BD>On Mon, Mar 15, 2004 at 07:48:21PM -0500, Mike Jakubik wrote:
BD>> Max Laier said:
BD>>
BD>> > Sure, you measure it ;) ... no, of course it is more expensive to update a
BD>> > 64bit counter on a 32bit arch, but the key (once again) is descision:
BD>> > While
BD>> > (almost) all of the pf counters are 64bit types you can configure it not
BD>> > to
BD>> > use the loginterface or whatsoever more. So it's up to you: You need 64bit
BD>> > counters? You shall have them! You need *fast* 64bit counters? AMD sells
BD>> > nice processors (they say)! ... you get the idea.
BD>>
BD>> Got it.
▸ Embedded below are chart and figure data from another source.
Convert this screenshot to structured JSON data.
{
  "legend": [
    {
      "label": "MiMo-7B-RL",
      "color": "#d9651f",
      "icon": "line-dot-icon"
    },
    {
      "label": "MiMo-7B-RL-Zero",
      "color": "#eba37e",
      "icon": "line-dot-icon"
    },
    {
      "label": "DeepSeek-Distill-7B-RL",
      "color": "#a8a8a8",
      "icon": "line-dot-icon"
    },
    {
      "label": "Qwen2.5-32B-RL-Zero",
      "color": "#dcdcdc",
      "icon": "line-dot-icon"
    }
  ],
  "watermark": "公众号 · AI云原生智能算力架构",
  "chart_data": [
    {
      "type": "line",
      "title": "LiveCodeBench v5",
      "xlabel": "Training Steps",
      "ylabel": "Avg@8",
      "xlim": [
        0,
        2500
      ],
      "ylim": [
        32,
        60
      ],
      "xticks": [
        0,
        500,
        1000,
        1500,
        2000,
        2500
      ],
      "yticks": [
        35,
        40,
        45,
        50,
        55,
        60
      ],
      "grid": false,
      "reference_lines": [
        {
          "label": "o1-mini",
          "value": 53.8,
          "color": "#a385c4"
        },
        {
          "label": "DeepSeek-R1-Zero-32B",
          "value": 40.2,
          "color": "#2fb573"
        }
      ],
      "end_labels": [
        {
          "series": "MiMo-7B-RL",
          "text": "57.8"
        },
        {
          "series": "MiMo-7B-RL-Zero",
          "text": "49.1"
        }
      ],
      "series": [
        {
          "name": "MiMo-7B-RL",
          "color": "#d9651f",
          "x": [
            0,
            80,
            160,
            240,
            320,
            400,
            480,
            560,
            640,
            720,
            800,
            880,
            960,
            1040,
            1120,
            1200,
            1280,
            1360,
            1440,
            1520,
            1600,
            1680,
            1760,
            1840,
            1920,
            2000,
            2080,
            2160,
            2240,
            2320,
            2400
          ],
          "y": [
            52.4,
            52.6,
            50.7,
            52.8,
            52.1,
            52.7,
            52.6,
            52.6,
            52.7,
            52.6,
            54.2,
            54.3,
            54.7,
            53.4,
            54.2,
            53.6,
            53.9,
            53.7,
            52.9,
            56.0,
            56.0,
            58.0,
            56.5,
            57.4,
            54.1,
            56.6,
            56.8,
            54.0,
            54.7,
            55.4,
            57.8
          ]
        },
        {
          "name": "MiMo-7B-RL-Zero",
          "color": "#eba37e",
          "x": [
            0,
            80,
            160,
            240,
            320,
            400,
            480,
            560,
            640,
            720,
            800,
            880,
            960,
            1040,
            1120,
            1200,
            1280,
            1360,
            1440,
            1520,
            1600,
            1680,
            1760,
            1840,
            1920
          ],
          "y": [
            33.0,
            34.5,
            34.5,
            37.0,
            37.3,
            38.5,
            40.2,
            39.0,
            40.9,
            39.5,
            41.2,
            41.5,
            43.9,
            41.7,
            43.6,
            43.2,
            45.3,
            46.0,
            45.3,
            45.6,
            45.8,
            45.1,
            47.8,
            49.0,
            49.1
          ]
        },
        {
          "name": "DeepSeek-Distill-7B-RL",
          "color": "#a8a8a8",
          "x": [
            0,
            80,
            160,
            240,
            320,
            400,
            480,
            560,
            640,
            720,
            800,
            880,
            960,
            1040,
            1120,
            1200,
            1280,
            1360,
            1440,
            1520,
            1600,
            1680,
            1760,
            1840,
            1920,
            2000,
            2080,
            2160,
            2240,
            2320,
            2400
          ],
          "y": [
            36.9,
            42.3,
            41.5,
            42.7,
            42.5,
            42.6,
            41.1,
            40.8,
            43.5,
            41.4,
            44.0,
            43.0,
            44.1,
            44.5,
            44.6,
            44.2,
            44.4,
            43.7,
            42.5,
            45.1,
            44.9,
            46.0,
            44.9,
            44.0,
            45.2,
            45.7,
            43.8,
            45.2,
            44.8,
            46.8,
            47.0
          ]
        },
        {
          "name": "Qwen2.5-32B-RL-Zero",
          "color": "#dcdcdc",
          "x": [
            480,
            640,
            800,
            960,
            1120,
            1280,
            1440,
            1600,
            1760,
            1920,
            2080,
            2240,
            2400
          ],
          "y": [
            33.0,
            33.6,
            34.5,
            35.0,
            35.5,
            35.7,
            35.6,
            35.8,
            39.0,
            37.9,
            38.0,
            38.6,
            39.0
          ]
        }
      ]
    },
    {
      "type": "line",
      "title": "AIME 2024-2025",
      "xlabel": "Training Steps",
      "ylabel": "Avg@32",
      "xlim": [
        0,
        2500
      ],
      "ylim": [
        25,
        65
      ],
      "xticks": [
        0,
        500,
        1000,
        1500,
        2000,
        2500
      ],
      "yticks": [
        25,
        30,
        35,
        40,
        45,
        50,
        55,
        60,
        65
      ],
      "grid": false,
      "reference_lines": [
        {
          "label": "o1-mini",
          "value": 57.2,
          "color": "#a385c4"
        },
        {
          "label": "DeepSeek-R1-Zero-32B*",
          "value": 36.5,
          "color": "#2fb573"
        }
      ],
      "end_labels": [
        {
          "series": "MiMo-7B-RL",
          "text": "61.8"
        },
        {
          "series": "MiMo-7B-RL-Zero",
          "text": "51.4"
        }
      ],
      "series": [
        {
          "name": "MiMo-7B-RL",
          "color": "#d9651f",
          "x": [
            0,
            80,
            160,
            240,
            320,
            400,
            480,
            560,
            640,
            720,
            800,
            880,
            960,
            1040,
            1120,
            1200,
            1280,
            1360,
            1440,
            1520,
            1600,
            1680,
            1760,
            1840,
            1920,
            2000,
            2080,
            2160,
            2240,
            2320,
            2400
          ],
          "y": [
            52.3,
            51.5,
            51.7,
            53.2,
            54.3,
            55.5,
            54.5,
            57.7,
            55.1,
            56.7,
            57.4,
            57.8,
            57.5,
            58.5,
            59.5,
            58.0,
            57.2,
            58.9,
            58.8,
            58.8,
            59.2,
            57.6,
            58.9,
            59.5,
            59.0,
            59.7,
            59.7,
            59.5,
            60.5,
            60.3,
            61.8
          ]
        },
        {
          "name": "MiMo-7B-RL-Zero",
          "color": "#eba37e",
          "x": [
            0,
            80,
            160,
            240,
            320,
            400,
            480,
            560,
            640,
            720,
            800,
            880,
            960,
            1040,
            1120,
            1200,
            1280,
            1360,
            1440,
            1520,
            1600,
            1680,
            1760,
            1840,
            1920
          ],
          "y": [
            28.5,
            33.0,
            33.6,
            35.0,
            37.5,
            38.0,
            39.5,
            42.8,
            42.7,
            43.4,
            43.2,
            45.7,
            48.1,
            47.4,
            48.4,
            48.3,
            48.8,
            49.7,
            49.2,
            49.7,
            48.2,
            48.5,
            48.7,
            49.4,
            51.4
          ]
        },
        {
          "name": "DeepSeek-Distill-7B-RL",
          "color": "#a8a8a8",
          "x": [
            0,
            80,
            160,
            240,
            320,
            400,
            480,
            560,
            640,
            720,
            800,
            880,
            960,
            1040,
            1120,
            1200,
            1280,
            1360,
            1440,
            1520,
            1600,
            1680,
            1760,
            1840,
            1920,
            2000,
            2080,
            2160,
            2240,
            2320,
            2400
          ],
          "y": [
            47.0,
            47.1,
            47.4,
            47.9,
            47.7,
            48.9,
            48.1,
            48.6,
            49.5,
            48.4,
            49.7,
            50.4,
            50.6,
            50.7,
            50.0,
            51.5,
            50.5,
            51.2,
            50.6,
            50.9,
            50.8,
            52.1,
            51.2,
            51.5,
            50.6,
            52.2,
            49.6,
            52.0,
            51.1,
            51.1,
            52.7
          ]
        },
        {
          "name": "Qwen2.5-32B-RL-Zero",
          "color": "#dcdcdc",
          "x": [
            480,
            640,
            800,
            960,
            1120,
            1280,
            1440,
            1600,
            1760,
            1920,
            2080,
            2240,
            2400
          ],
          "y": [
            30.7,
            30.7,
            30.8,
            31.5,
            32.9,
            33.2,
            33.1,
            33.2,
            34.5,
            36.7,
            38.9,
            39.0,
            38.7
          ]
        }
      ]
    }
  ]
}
In just curious though... realistically, how big of an impact on
BD>> performance is this on a modern CPU? Is it not simply the original 32bit
BD>> calculation x 2?
BD>
BD>No, you have to do overflow handling so that adds some to the cost.
BD>
BD>I was curious what the actual overhead was so I ran the following
BD>program with both uint32_t and uint64_t counters.  With 64-bit counters,
BD>it was a bit over four times slower on a the dual 2.2GHz Xeon (~2sec vs
BD>~8.4sec).  On a dual opteron, the 32-bit math had a slight edge, but
BD>not much.  Intestingly, runtime was longer then on the Xeon (~3.1s for
BD>32-bit and ~3.8 for 64-bit.)
BD>
BD>If you do this test, be sure not to use any optimizer flags or the whole
BD>loop gets optimized out.
BD>
BD>-- Brooks
BD>
BD>#include <stdio.h>
BD>#include <stdint.h>
BD>
BD>int
BD>main (int argc, char **argv)
BD>{
BD>	uint32_t j = 0;
BD>
BD>	for (j = 0; j < 1000000000; j++) {}
BD>	printf("%d\n", j);
BD>}

Isn't the actual problem the required atomicity? While on 32-bit
architectures you can increment a 32-bit value without taking a lock,
you need a lock to increment a 64-bit value.